Do Not Resuscitate Orders: A do not resuscitate (DNR) order is another kind of advance directive. A DNR is a request not to have cardiopulmonary resuscitation (CPR) if your heart stops or if you stop breathing. (Unless given other instructions, any hospital staff will try to help all patients whose heart has stopped or who have stopped breathing.) You can use an advance directive form or tell your doctor that you don't want to be resuscitated. In this case, a DNR order is put in your medical chart by your doctor. DNR orders are accepted by doctors and hospitals in all states.

End-of-Life Issues: There are several goals when caring for someone near the end of life: Control of pain and other physical symptoms; 2. Involvement of people important to the patient. Death is not usually an individual experience; it occurs within a social context of family, significant others, friends, and caregivers; 3. A degree of acceptance by the patient. Acceptance doesn't mean that the patient likes what is going on, and it doesn't mean that a patient has no hopes--it just means that he/she can be realistic about the situation; 4. A medical understanding of the patient's disease. Most patients, families, and caregivers come to physicians in order to learn something about what is happening medically, and it is important that the doctor recognizes the need for information; 5. A process of care that guides patient understanding and decision making. In caring for a person who is dying, knowing what would make the experience of dying "good" is an important goal for physicians, family, friends and other members of the care team.

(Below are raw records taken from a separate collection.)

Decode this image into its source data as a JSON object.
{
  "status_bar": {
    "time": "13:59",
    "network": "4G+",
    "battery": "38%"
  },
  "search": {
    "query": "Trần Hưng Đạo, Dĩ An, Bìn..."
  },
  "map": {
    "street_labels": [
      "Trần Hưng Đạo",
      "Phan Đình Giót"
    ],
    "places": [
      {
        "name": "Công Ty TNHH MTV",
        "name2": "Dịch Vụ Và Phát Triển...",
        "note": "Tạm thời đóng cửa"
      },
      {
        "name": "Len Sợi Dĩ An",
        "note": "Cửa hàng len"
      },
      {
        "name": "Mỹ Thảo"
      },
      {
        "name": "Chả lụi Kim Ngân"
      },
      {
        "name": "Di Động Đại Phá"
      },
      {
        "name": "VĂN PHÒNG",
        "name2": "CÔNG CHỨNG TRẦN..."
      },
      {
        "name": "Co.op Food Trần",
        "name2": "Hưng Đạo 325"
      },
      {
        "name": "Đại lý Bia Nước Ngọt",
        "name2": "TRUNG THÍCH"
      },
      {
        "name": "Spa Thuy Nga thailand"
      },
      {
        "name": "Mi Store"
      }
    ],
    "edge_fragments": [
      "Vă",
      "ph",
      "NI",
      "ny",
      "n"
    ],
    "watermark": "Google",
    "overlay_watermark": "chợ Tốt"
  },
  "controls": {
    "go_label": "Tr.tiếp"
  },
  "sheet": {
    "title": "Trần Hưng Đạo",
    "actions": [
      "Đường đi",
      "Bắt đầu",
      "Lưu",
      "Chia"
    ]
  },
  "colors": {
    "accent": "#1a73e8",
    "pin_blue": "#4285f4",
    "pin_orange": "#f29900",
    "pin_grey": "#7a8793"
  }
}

Informed Consent: The most important goal of informed consent is that the patient has an opportunity to be an informed participant in his health care decisions. It is generally accepted that complete informed consent includes a discussion, with the doctor, of the following elements: the nature of the decision/procedure; reasonable alternatives to the proposed intervention; the risks, benefits, and uncertainties related to each alternative; assessment of patient understanding; and the acceptance of the intervention by the patient.

Termination of Life-Sustaining Treatment: patients who are receiving treatments or interventions that keep them alive will many times face the decision by their doctors to discontinue these treatments. Examples include dialysis for acute or chronic renal failure and mechanical ventilation for respiratory failure. In some circumstances, these treatments are no longer of benefit, while in others the patient or family no longer wants them. Though in most cases of withholding or withdrawing treatment the patient has a serious illness with limited life expectancy, the patient does not have to be "terminally ill" in order for treatment withdrawal or withholding to be justifiable.

My hope is that this will serve to stimulate you to search for more information; leading to a more informed and prepared community.



Remember, I'm not a doctor. I just sound like one.




DISCLAIMER:
The information included in this column is for educational purposes only. It is not intended nor implied to be a substitute for professional medical advice. The reader should always consult his or her healthcare provider to determine the appropriateness of the information for their own situation or if they have any questions regarding a medical condition or treatment plan.)